This comes with a high demand for food, especially staples such as bread and milk, due to the freight industry grinding to a halt and only limited stores operating following the looting and unrest last week.
While the freight industry has resumed operations and stores that were not looted started operating late last week, some products remain in short supply, including baby formula and nappies.
Since then, there has been an outcry about alleged inflated prices, especially with the price of bread rising sharply. People have taken to social media claiming that loaves of bread were priced at R35 each.
“I bought brown bread with R35, I even had to add R5 to the normal price of airtime from my local spaza shop,” said a customer.
BB Bakeries placed a message on their social media platforms reassuring customers that their bread price had not changed.
“With regard to price hikes and bread being sold to the public directly from trucks, we’d like to notify our BB Bakeries community that our bread price has not changed, and that we will investigate any scenario where bread is being sold at inflated prices,” they stated.
The bakery issued an email address and phone number where people can report inflated bread prices. “If you come across, or have any details of illicit activity (area, driver and/or vehicle information), please notify us so that we’re able to investigate further. Email us at [email protected] premierfmcg.com or contact us on 0860 122 300,” they said.
KZN’s Economic Development, Tourism and Environmental Affairs MEC, Ravi Pillay, condemned the alleged price hikes and said price gouging was prohibited under the Disaster Management Act regulations.
“This cannot be a time for profit making. We are calling for a patriotic contribution to the national effort to recover and rebuild. Roads, fuel and food security are our immediate priorities.
“We understand that due to the disruption of supply lines, some businesses have had to incur additional costs relating to the transportation of goods. However, some of the price hikes are allegedly very high and unjustifiable,” said Pillay.
Pillay appealed to businesses to desist from gouging prices, especially of food items, as this had a bearing on food security.
“Profiteers are warned that the law provides for severe punishment.
“We will also publish offenders with the consequence of reputational risk,” he said.
Pillay commended some businesses on their efforts to ensure food security.
“In recent days we have been inspired by many examples of businesses who have come to the rescue of the poor by offering meals and basic food items for free,” he said.
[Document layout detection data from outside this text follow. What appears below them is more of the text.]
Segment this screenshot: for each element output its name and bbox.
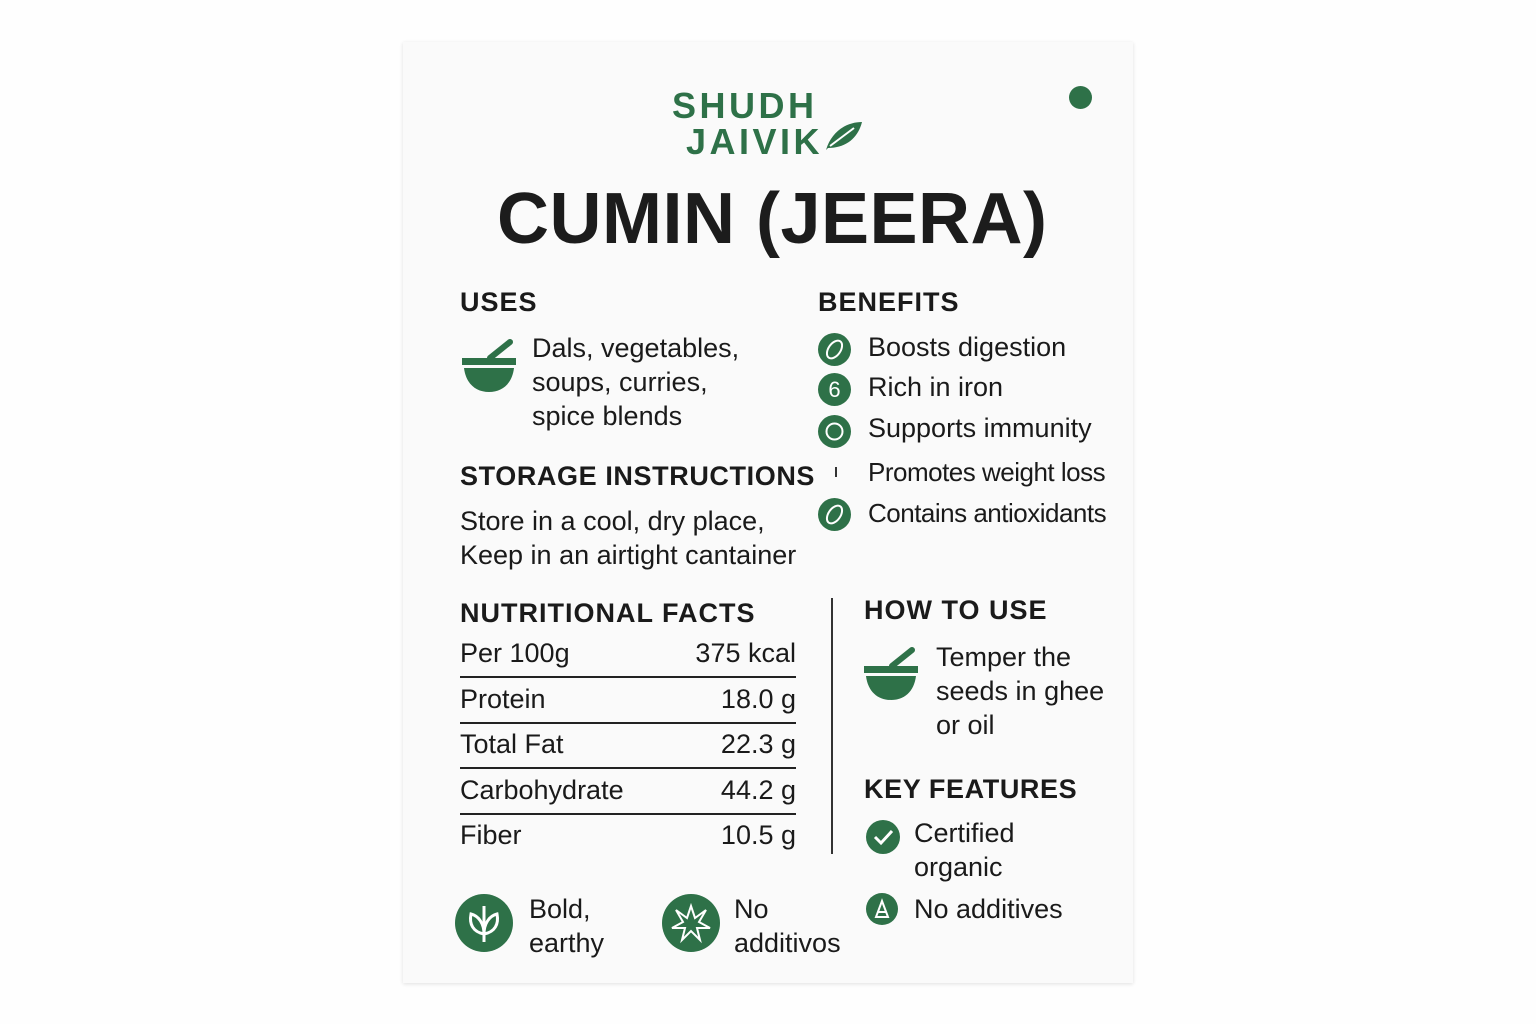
badge: no additivos: additivos	[734, 928, 841, 958]
storage text: Store in a cool, dry place,	[460, 506, 765, 536]
uses text	[532, 333, 739, 431]
uses heading: USES	[460, 287, 538, 317]
storage heading: STORAGE INSTRUCTIONS	[460, 461, 815, 491]
how to use text: seeds in ghee	[936, 676, 1104, 706]
how to use text	[936, 642, 1104, 740]
benefits list: Supports immunity	[868, 413, 1092, 443]
icon: bowl	[462, 339, 516, 392]
feature: certified: Certified	[914, 818, 1015, 848]
badge: no additivos: No	[734, 894, 769, 924]
uses text: Dals, vegetables,	[532, 333, 739, 363]
nutrition table: 10.5 g	[721, 820, 796, 850]
benefits list: Contains antioxidants	[868, 498, 1106, 528]
benefits list: 6	[828, 377, 841, 402]
badge: bold earthy: Bold,	[529, 894, 591, 924]
badge: bold earthy: earthy	[529, 928, 604, 958]
nutrition table: 22.3 g	[721, 729, 796, 759]
how to use text: or oil	[936, 710, 995, 740]
how to use text: Temper the	[936, 642, 1071, 672]
title: CUMIN (JEERA)	[497, 179, 1048, 259]
feature: certified	[866, 818, 1015, 882]
nutrition table: Fiber	[460, 820, 522, 850]
how to use heading: HOW TO USE	[864, 595, 1048, 625]
logo: JAIVIK	[686, 121, 823, 162]
benefits list: Promotes weight loss	[868, 457, 1105, 487]
nutrition table: Carbohydrate	[460, 775, 624, 805]
nutrition table: 44.2 g	[721, 775, 796, 805]
feature: no additives: No additives	[914, 894, 1063, 924]
nutrition table: Total Fat	[460, 729, 564, 759]
benefits list	[818, 332, 1106, 531]
icon: bowl 2	[864, 647, 918, 700]
nutrition table: Protein	[460, 684, 546, 714]
benefits list: Rich in iron	[868, 372, 1003, 402]
nutrition heading: NUTRITIONAL FACTS	[460, 598, 756, 628]
storage text: Keep in an airtight cantainer	[460, 540, 796, 570]
nutrition table: 375 kcal	[695, 638, 796, 668]
benefits heading: BENEFITS	[818, 287, 960, 317]
storage text	[460, 506, 796, 570]
uses text: soups, curries,	[532, 367, 708, 397]
feature: certified: organic	[914, 852, 1003, 882]
dot	[1069, 86, 1092, 109]
logo: SHUDH	[672, 85, 818, 126]
key features heading: KEY FEATURES	[864, 774, 1077, 804]
nutrition table: Per 100g	[460, 638, 570, 668]
nutrition table	[460, 638, 796, 850]
badge: no additivos	[662, 894, 841, 958]
benefits list: Boosts digestion	[868, 332, 1066, 362]
uses text: spice blends	[532, 401, 682, 431]
badge: bold earthy	[455, 894, 604, 958]
card	[403, 42, 1133, 983]
nutrition table: 18.0 g	[721, 684, 796, 714]
logo	[672, 85, 862, 162]
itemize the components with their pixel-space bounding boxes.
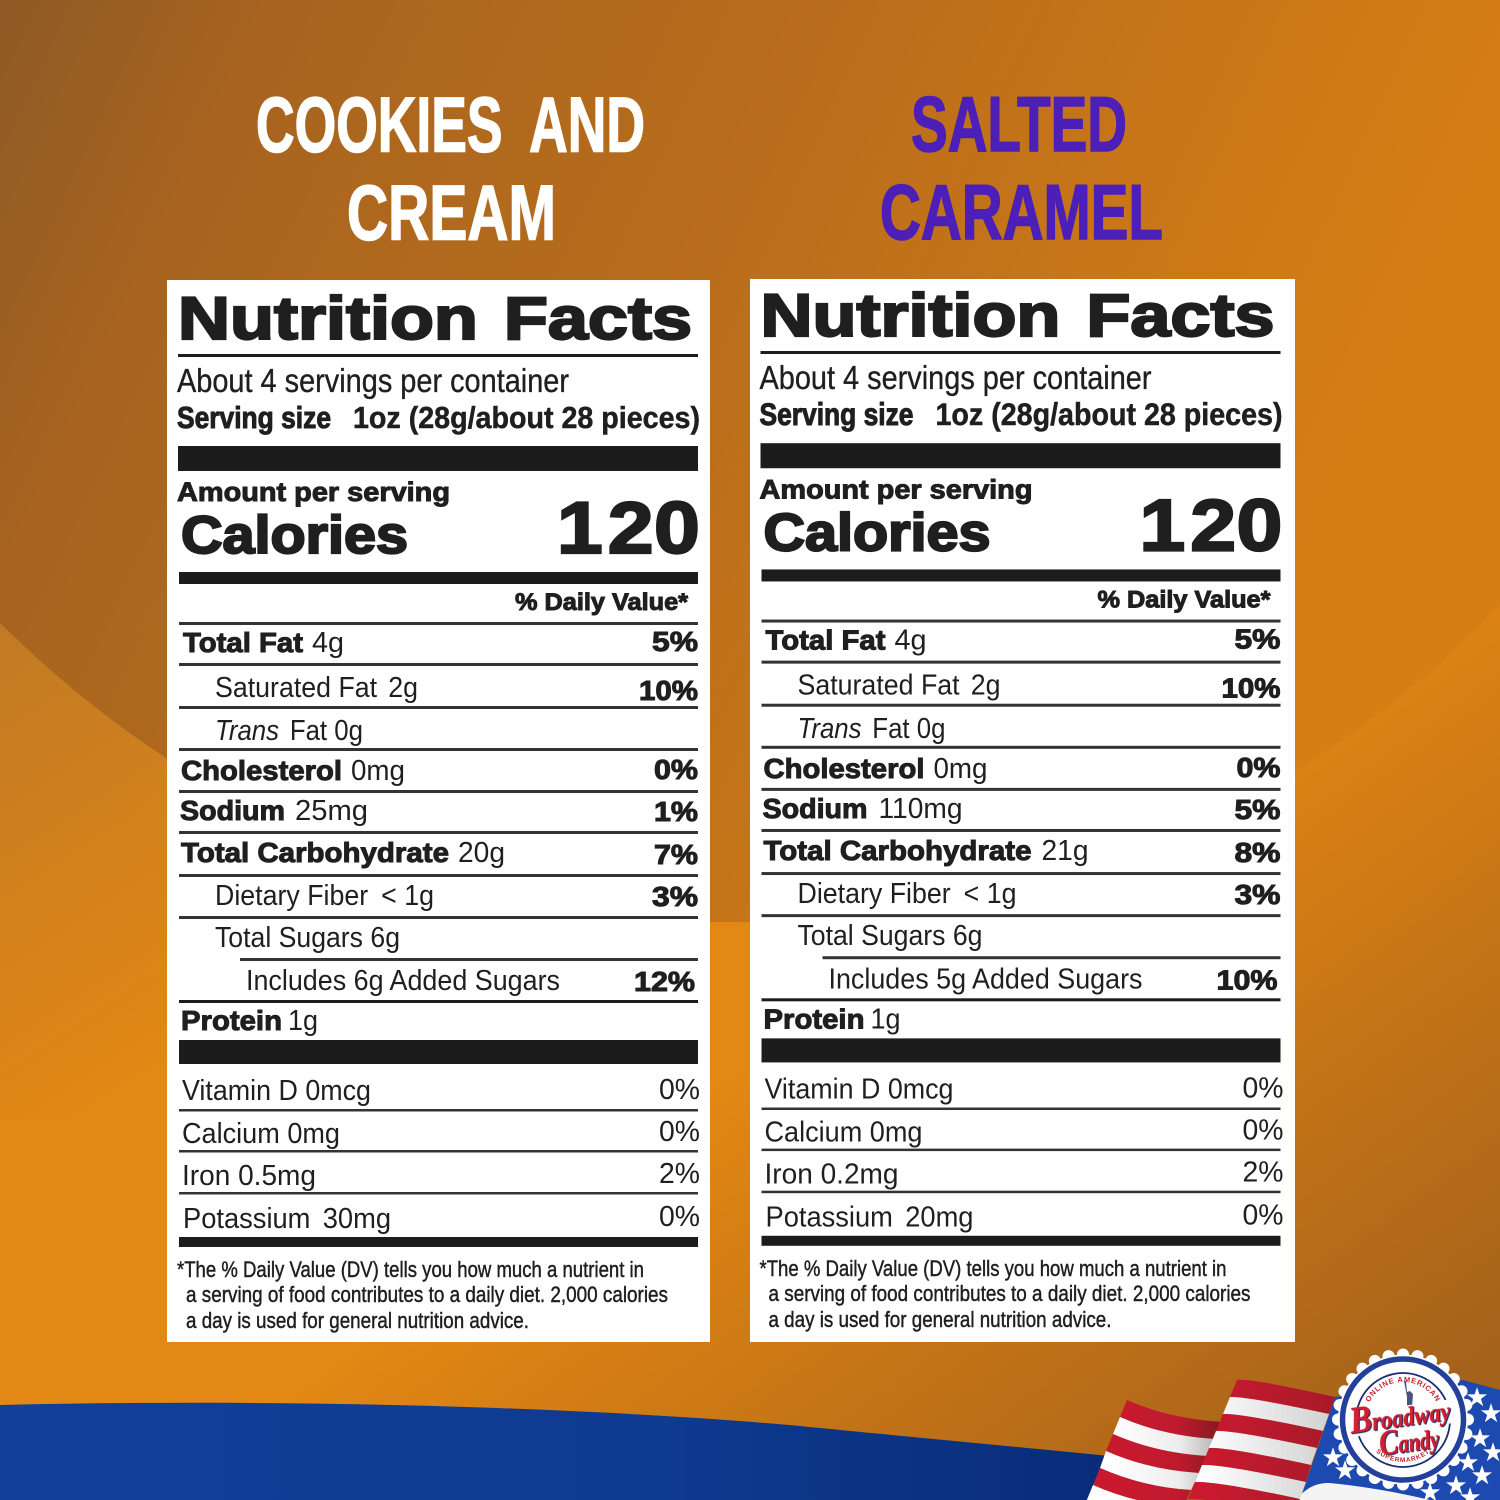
serving size: 1oz (28g/about 28 pieces) [936, 397, 1282, 432]
servings per container: About 4 servings per container [177, 362, 569, 399]
row: calcium [182, 1116, 700, 1150]
row: iron: Iron 0.2mg [764, 1159, 898, 1191]
seal wordmark [1345, 1386, 1463, 1467]
heading: cookies and cream [256, 80, 645, 256]
row: saturated fat: Saturated Fat 2g [215, 672, 418, 704]
row: sodium: 110mg [878, 793, 962, 825]
row: sodium: 1% [654, 796, 698, 827]
row: total fat: 5% [652, 626, 698, 657]
flag stripes right fold [1188, 1380, 1335, 1500]
row: total carbohydrate: Total Carbohydrate [181, 837, 449, 868]
heading: cookies and cream: COOKIES AND [256, 80, 645, 168]
row: protein: Protein [764, 1003, 864, 1034]
row: total fat [183, 626, 698, 659]
row: dietary fiber: 3% [1234, 879, 1281, 910]
row: cholesterol: 0% [1236, 752, 1281, 783]
footnote: a serving of food contributes to a daily diet. 2,000 calories [186, 1282, 668, 1307]
row: saturated fat [798, 670, 1281, 704]
row: total sugars: Total Sugars 6g [798, 920, 983, 952]
row: vitamin d: 0% [659, 1074, 700, 1106]
flag stripes left fold [1086, 1400, 1223, 1500]
flag canton with stars: ★ [1465, 1383, 1489, 1413]
row: saturated fat: 10% [639, 675, 698, 706]
panel: salted caramel nutrition label [750, 279, 1295, 1342]
seal bottom text: SUPERMARKET [1376, 1449, 1428, 1462]
row: cholesterol: 0mg [351, 755, 405, 787]
row: iron [764, 1157, 1284, 1191]
row: protein [181, 1005, 318, 1037]
row: dietary fiber: Dietary Fiber < 1g [798, 878, 1016, 910]
row: protein: 1g [288, 1005, 318, 1037]
flag canton with stars: ★ [1456, 1448, 1480, 1478]
row: iron [182, 1158, 700, 1192]
serving size: 1oz (28g/about 28 pieces) [353, 400, 700, 435]
row: potassium: 0% [659, 1201, 700, 1233]
row: total carbohydrate: Total Carbohydrate [764, 835, 1032, 866]
row: vitamin d: Vitamin D 0mcg [764, 1073, 954, 1106]
calories value: 120 [1139, 484, 1282, 566]
row: potassium: 0% [1242, 1200, 1283, 1232]
row: added sugars: Includes 6g Added Sugars [246, 965, 560, 997]
amount per serving: Amount per serving [177, 477, 450, 507]
row: added sugars: 12% [634, 966, 695, 997]
row: vitamin d: Vitamin D 0mcg [182, 1075, 371, 1107]
row: calcium: 0% [1242, 1115, 1283, 1147]
row: total fat: 5% [1234, 624, 1281, 655]
row: calcium: Calcium 0mg [182, 1118, 340, 1150]
row: sodium: 5% [1234, 794, 1281, 825]
seal top text: ONLINE AMERICAN [1366, 1376, 1440, 1402]
row: cholesterol: Cholesterol [181, 755, 342, 786]
row: saturated fat: 10% [1222, 673, 1281, 704]
row: dietary fiber [215, 880, 698, 912]
flag canton with stars: ★ [1468, 1424, 1492, 1454]
row: total carbohydrate [764, 835, 1281, 868]
panel: cookies and cream nutrition label [167, 280, 710, 1342]
footnote: a day is used for general nutrition advice. [768, 1307, 1112, 1332]
row: cholesterol [181, 754, 698, 787]
row: calcium: 0% [659, 1116, 700, 1148]
heading: salted caramel: SALTED [911, 80, 1127, 168]
row: total fat: 4g [894, 625, 926, 657]
row: sodium: Sodium [180, 795, 285, 826]
serving size: Serving size [760, 397, 914, 432]
row: dietary fiber: 3% [652, 881, 698, 912]
seal wordmark: Candy [1376, 1415, 1442, 1463]
brand seal: broadway candy [1332, 1348, 1474, 1490]
row: total carbohydrate [181, 837, 698, 870]
heading: salted caramel [880, 80, 1163, 256]
row: added sugars: Includes 5g Added Sugars [828, 963, 1143, 995]
american flag [1086, 1380, 1500, 1500]
footnote [760, 1256, 1250, 1332]
row: total fat: 4g [312, 627, 344, 659]
serving size: Serving size [177, 400, 331, 435]
row: sodium [180, 795, 698, 827]
row: total carbohydrate: 7% [654, 839, 698, 870]
row: iron: 2% [1242, 1157, 1283, 1189]
row: protein [764, 1003, 900, 1035]
blue wave band [0, 1403, 1110, 1500]
row: sodium [762, 793, 1281, 825]
row: total carbohydrate: 20g [458, 837, 505, 869]
row: cholesterol [764, 752, 1281, 785]
row: trans fat: Trans Fat 0g [798, 713, 946, 745]
footnote: *The % Daily Value (DV) tells you how much a nutrient in [760, 1256, 1227, 1281]
row: iron: 2% [659, 1158, 700, 1190]
heading: cookies and cream: CREAM [347, 168, 556, 256]
seal statue of liberty [1404, 1381, 1413, 1408]
daily value header: % Daily Value* [1098, 586, 1271, 614]
row: cholesterol: 0mg [934, 753, 988, 785]
row: added sugars: 10% [1216, 964, 1278, 995]
label title: Nutrition Facts [761, 282, 1275, 349]
row: vitamin d: 0% [1242, 1072, 1283, 1105]
amount per serving: Amount per serving [760, 474, 1032, 504]
row: vitamin d [764, 1072, 1284, 1106]
row: potassium: Potassium 20mg [766, 1202, 974, 1234]
flag canton with stars: ★ [1470, 1461, 1494, 1491]
row: dietary fiber: Dietary Fiber < 1g [215, 880, 434, 912]
footnote: a day is used for general nutrition advice. [186, 1308, 529, 1333]
daily value header: % Daily Value* [515, 589, 689, 616]
serving size [177, 400, 700, 435]
row: sodium: Sodium [762, 793, 868, 824]
row: total fat: Total Fat [183, 627, 303, 658]
row: potassium: Potassium 30mg [183, 1203, 391, 1235]
row: total fat [766, 624, 1281, 657]
row: saturated fat [215, 672, 698, 706]
row: trans fat: Trans Fat 0g [215, 715, 363, 747]
row: saturated fat: Saturated Fat 2g [798, 670, 1001, 702]
servings per container: About 4 servings per container [760, 359, 1152, 396]
row: vitamin d [182, 1074, 700, 1107]
row: dietary fiber [798, 878, 1281, 910]
row: calcium: Calcium 0mg [764, 1117, 922, 1149]
seal wordmark: Broadway [1346, 1387, 1453, 1442]
row: total fat: Total Fat [766, 625, 886, 656]
row: calcium [764, 1115, 1284, 1149]
calories value: 120 [557, 486, 700, 569]
row: potassium [183, 1201, 700, 1235]
row: protein: Protein [181, 1005, 282, 1036]
footnote: a serving of food contributes to a daily diet. 2,000 calories [768, 1281, 1250, 1306]
row: cholesterol: 0% [654, 754, 698, 785]
row: cholesterol: Cholesterol [764, 753, 924, 784]
row: protein: 1g [870, 1003, 901, 1035]
flag canton with stars [1296, 1380, 1500, 1500]
row: iron: Iron 0.5mg [182, 1160, 316, 1192]
serving size [760, 397, 1282, 432]
footnote: *The % Daily Value (DV) tells you how much a nutrient in [177, 1257, 644, 1282]
calories: Calories [181, 506, 408, 565]
label title: Nutrition Facts [178, 285, 692, 352]
footnote [177, 1257, 668, 1333]
row: total carbohydrate: 8% [1234, 837, 1281, 868]
flag canton with stars: ★ [1321, 1443, 1345, 1473]
calories: Calories [764, 503, 990, 562]
row: total sugars: Total Sugars 6g [215, 922, 400, 954]
row: total carbohydrate: 21g [1042, 835, 1089, 867]
row: sodium: 25mg [295, 795, 368, 827]
flag canton with stars: ★ [1333, 1456, 1357, 1486]
row: potassium [766, 1200, 1284, 1234]
heading: salted caramel: CARAMEL [880, 168, 1163, 256]
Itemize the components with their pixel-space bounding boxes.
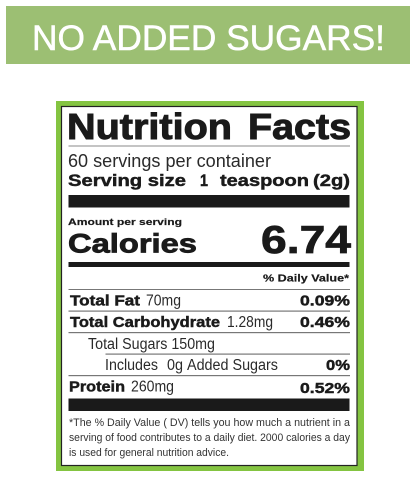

Amid the Covid-19 pandemic, the issue of price gouging became a serious concern with the Competition Commission stating that since the beginning of the national disaster on March 17 last year, it had received 2 069 price-gouging complaints through telephone calls, SMSes, general emails and other platforms.
Of those cases, 1 199 were relevant to price gouging insofar as they related to the Consumer and Customer Protection and National Disaster Management Regulations and Directions of March 19, 2020, the commission said.
About 35 businesses had been fined more than R16.5 million since the outbreak of the pandemic.